What to make of Mike Pompeo’s ‘crusade’ against China

RASHMEE ROSHAN LALL August 16, 2020

Jeffrey Sachs’ contextualisation of America’s “crusade” against China is worth reading, what with Mike Pompeo, Donald Trump’s secretary of state, recently touring the world to push his aggressive agenda.

On August 11, Mr Pompeo took off for Europe – Prague, Pilsen, Ljubljana, Vienna and Warsaw. He finished the tour at the weekend. In the Slovenian capital, he was slated to sign a Joint Declaration on 5G technology. It’s part of the usual exaggerated warnings from Washington these days about the risks posed by communist China’s “infiltration into high-tech networks”.

Professor Sachs takes a good long look at American, and especially Mr Pompeo’s rhetoric about China and notes the dangers of “extremist, simplistic, and dangerous” positions. The world could be heading for war, he warned, and more because of a particularly apocalyptic American evangelism than anything else.

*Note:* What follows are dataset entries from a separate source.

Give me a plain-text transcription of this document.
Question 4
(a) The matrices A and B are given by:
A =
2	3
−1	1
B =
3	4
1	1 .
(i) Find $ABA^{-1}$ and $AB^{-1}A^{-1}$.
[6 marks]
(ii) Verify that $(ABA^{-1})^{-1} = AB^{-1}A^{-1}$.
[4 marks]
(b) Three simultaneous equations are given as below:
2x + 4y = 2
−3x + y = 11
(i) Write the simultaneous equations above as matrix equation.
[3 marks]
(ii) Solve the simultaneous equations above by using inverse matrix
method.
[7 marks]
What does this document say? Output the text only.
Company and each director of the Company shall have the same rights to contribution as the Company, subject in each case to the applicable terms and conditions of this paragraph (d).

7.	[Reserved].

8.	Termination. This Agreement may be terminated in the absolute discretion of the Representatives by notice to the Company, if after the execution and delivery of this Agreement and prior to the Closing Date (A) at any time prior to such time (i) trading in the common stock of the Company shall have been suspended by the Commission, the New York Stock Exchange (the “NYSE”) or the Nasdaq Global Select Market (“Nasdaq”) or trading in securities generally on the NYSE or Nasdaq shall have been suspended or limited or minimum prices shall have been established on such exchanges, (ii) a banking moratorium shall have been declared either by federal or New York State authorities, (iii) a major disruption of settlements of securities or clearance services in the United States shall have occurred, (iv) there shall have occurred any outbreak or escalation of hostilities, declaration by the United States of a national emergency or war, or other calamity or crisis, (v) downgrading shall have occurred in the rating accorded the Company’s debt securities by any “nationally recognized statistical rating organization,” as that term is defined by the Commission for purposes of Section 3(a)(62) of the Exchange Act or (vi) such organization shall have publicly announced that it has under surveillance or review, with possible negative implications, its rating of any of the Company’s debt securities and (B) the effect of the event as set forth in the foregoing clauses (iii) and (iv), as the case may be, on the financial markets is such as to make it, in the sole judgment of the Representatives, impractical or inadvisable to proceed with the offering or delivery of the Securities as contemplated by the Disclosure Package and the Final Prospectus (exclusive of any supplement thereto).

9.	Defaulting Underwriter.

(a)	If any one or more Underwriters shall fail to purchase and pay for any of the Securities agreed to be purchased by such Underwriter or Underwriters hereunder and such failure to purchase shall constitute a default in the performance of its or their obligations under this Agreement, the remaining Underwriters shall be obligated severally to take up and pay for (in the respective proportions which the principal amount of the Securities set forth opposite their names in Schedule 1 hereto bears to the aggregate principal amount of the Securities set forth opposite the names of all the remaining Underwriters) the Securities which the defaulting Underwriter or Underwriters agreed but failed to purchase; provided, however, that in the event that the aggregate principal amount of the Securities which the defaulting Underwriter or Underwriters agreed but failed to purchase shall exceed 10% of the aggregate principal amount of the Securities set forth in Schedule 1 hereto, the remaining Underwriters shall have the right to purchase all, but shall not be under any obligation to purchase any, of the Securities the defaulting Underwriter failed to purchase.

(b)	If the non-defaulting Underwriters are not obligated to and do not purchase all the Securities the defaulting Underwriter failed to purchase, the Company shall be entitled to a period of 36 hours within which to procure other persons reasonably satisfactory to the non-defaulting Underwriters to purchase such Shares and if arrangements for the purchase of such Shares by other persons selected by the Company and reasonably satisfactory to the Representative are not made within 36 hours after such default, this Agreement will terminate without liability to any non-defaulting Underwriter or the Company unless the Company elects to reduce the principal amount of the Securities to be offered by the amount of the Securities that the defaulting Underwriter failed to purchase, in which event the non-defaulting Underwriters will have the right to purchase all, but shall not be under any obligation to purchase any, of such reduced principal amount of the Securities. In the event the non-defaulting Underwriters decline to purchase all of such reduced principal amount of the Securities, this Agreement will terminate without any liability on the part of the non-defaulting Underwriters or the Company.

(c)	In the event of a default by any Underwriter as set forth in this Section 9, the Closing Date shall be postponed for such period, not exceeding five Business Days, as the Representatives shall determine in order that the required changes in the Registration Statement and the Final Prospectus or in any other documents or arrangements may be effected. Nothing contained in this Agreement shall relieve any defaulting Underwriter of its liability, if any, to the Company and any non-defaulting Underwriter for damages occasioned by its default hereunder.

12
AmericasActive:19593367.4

So to Mr Pompeo’s crusade.

Not too long ago, he said that China’s President Xi Jinping and its ruling Communist Party harbour a “decades-long desire for global hegemony.” The irony, of course, as Professor Sachs points out, is that “only one country – the US – has a defense strategy calling for it to be the ‘preeminent military power in the world’.”

Furthermore, writes Professor Sachs, the US has roughly 800 overseas military bases and China just one (in Djibouti); the US has many military bases close to China, but the reverse isn’t true; the US has 5,800 nuclear warheads and China roughly 320, and finally, the US has 11 aircraft carriers but China has just one.

He then clinches his argument about American hypocrisy in accusing China of the very actions the US has already undertaken: “The US has launched many overseas wars in the past 40 years,” he writes, “China has launched none (though it has been criticized for border skirmishes, most recently with India, that stop short of war).”

The Professor goes on in that vein, adding correctly that China still has quite “a lot of catching up to do to achieve even its basic economic development goals”. Consequently, China doesn’t pose the enormous threat that Mr Pompeo has been warning about.

All of this matters as we look ahead to the November 3 US presidential election. If Mr Trump wins, Mr Pompeo’s Christian evangelism, says Professor Sachs, may push the anti-China rhetoric even harder. For, he “is a biblical literalist who believes that the end time, the apocalyptic battle between good and evil, is imminent”.

It’s a worrying prospect and unfortunately, all too real.